TensorFlow Lite model inference result is wrong

Hi, I’m developing Facial Expression Recognition deep learning model for OpenMV.

I trained TensorFlow model for this task.
I converted Keras model to TensorFlow Lite quantized model.
The model is int8 quantized(both input and output).

My quantized model work well on PC,
But model dose not work on OpenMV H7.
It’s can loaded but inference result is always wrongz(guess wrong expression).

TFLite model is here.

Conversion script is here.

OpenMV script is here.

On OpenMV, using the firmware on this thread.

TFLite model input is int8 but Pixel Value is 255.
It’s no problem?

Do you have idea to fix inference result?

Thank you.

Hi, if you trained for int and you use grayscale we’d just give you 0 to 255. This probably breaks your model. Our code just converts the source image into the target format for the CNN. It does not convert unsigned data into signed data.

What was the range of input you fed your model? 0 to 127? -128 to 127? What’s the mapping from 0 to 255 to what your model takes?

I can probably add something to make this automatic. But, information on the mapping would help.
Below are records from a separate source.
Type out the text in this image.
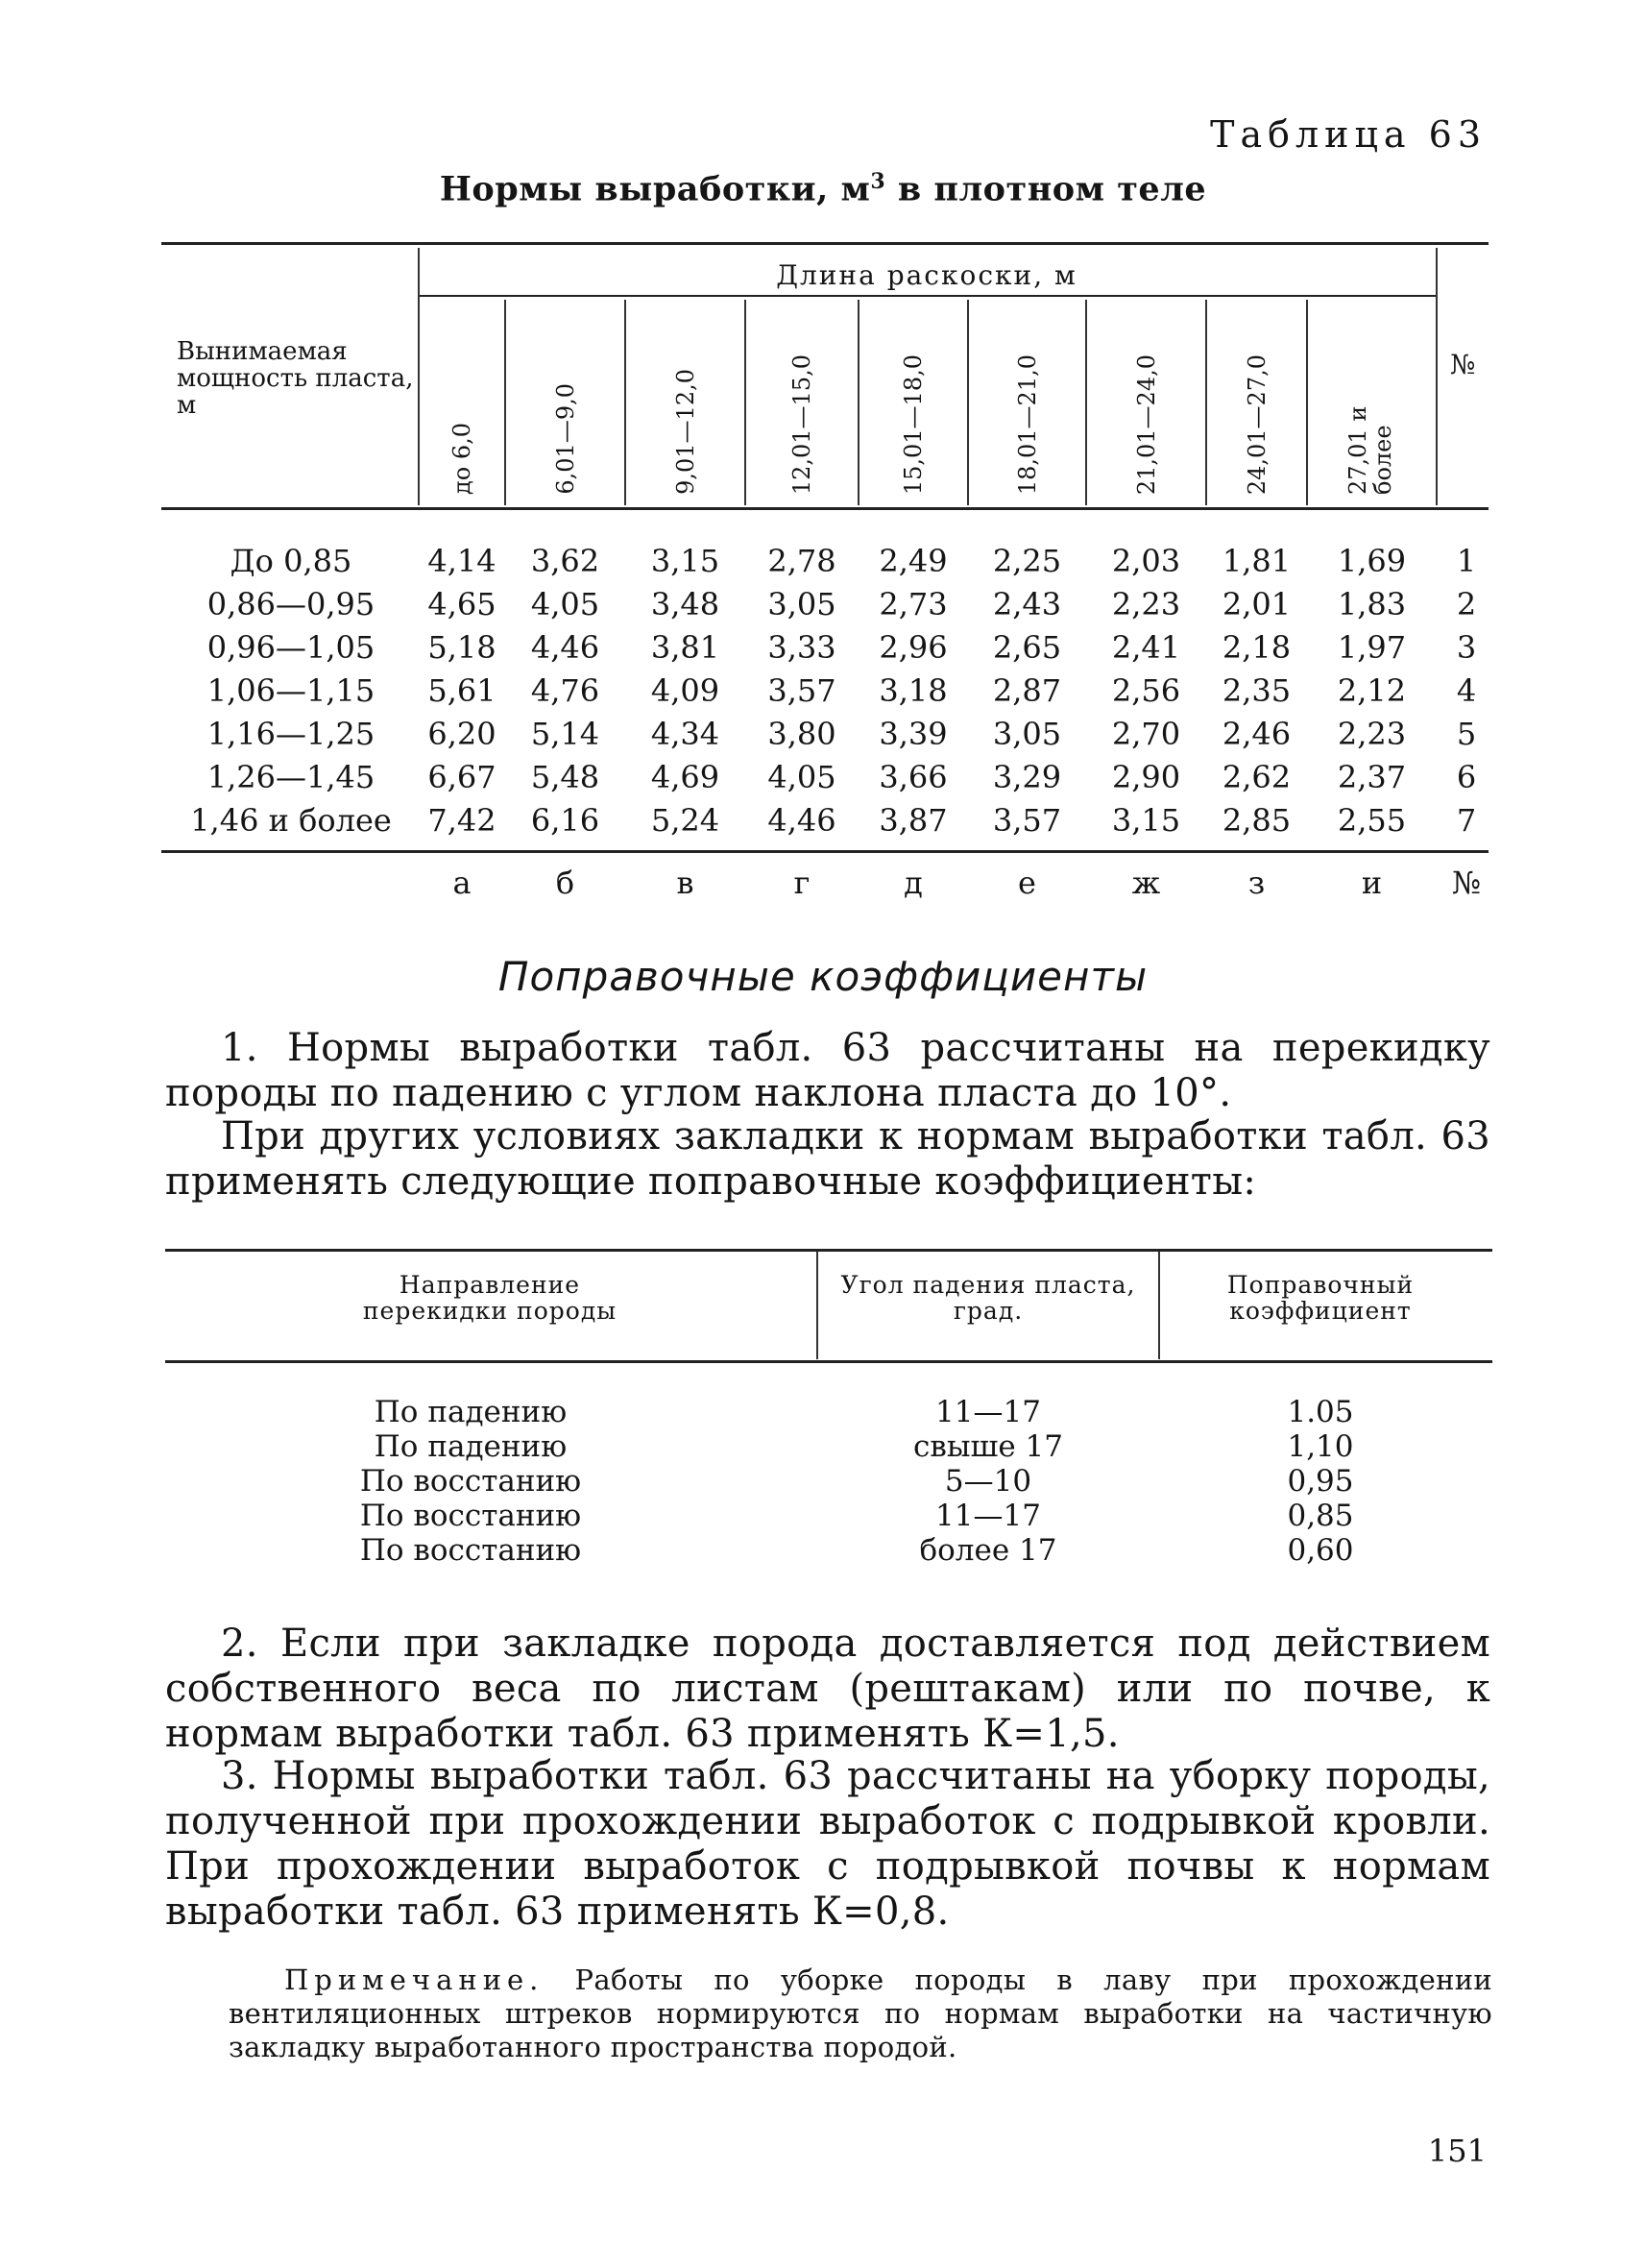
Таблица 63
Нормы выработки, $м^3$ в плотном теле
Вынимаемая мощность пласта, м
Длина раскоски, м
№
до 6,0	6,01—9,0	9,01—12,0	12,01—15,0	15,01—18,0	18,01—21,0	21,01—24,0	24,01—27,0	27,01 и более
До 0,85	4,14	3,62	3,15	2,78	2,49	2,25	2,03	1,81	1,69	1
0,86—0,95	4,65	4,05	3,48	3,05	2,73	2,43	2,23	2,01	1,83	2
0,96—1,05	5,18	4,46	3,81	3,33	2,96	2,65	2,41	2,18	1,97	3
1,06—1,15	5,61	4,76	4,09	3,57	3,18	2,87	2,56	2,35	2,12	4
1,16—1,25	6,20	5,14	4,34	3,80	3,39	3,05	2,70	2,46	2,23	5
1,26—1,45	6,67	5,48	4,69	4,05	3,66	3,29	2,90	2,62	2,37	6
1,46 и более	7,42	6,16	5,24	4,46	3,87	3,57	3,15	2,85	2,55	7
а	б	в	г	д	е	ж	з	и	№
Поправочные коэффициенты
1. Нормы выработки табл. 63 рассчитаны на перекидку породы по падению с углом наклона пласта до 10°.
При других условиях закладки к нормам выработки табл. 63 применять следующие поправочные коэффициенты:
Направление перекидки породы
Угол падения пласта, град.
Поправочный коэффициент
По падению	11—17	1.05
По падению	свыше 17	1,10
По восстанию	5—10	0,95
По восстанию	11—17	0,85
По восстанию	более 17	0,60
2. Если при закладке порода доставляется под действием собственного веса по листам (рештакам) или по почве, к нормам выработки табл. 63 применять К=1,5.
3. Нормы выработки табл. 63 рассчитаны на уборку породы, полученной при прохождении выработок с подрывкой кровли. При прохождении выработок с подрывкой почвы к нормам выработки табл. 63 применять К=0,8.
Примечание. Работы по уборке породы в лаву при прохождении вентиляционных штреков нормируются по нормам выработки на частичную закладку выработанного пространства породой.
151
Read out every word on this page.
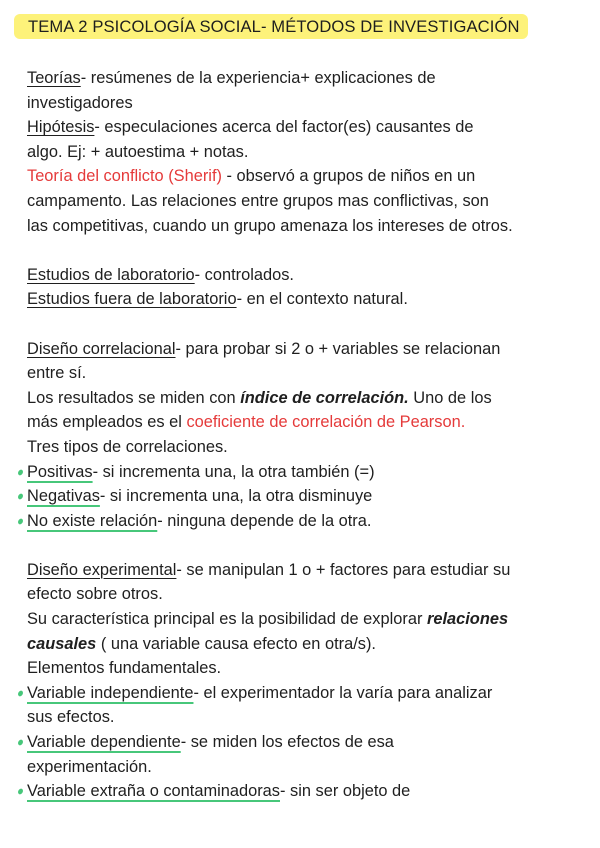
TEMA 2 PSICOLOGÍA SOCIAL- MÉTODOS DE INVESTIGACIÓN
Teorías- resúmenes de la experiencia+ explicaciones de
investigadores
Hipótesis- especulaciones acerca del factor(es) causantes de
algo. Ej: + autoestima + notas.
Teoría del conflicto (Sherif) - observó a grupos de niños en un
campamento. Las relaciones entre grupos mas conflictivas, son
las competitivas, cuando un grupo amenaza los intereses de otros.
Estudios de laboratorio- controlados.
Estudios fuera de laboratorio- en el contexto natural.
Diseño correlacional- para probar si 2 o + variables se relacionan
entre sí.
Los resultados se miden con índice de correlación. Uno de los
más empleados es el coeficiente de correlación de Pearson.
Tres tipos de correlaciones.
Positivas- si incrementa una, la otra también (=)
Negativas- si incrementa una, la otra disminuye
No existe relación- ninguna depende de la otra.
Diseño experimental- se manipulan 1 o + factores para estudiar su
efecto sobre otros.
Su característica principal es la posibilidad de explorar relaciones
causales ( una variable causa efecto en otra/s).
Elementos fundamentales.
Variable independiente- el experimentador la varía para analizar
sus efectos.
Variable dependiente- se miden los efectos de esa
experimentación.
Variable extraña o contaminadoras- sin ser objeto de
Also, our output code expect uint8 too. Please look at the code here and let me know what needs more flexibility. I only just removed the check in our lib to allow int8 images in. I did not do anything to fix the signedness.

https://github.com/openmv/openmv/blob/master/src/omv/py/py_tf.c#L213 - Input

https://github.com/openmv/openmv/blob/master/src/omv/py/py_tf.c#L322 - Output

Thanks kwagyeman,

I tried int8(0-127) input and uint8 output.
Then I got this error message when running.

OSError: tensorflow/lite/micro/kernels/quantize.cc:47 input->type == kTfLiteFloat32 || input->type == kTfLiteInt16 was not true.

I have just one quantize node, after softmax.
This model is fully 8bit quantized and error says input should be float or int16…?
I don’t know what this mean crealy.

Anyway, I will try some experiment for some conditions.

Thank you.

That’s an error in the TensorFlow library. I cannot solve that.

Anyway, for your previous network. What was the range of the input data and expected output data?

I can just subtract 128 from all pixels going in and subtract 128 from the output and this might mix everything.

Please tell me the range of input data and output data on the desktop.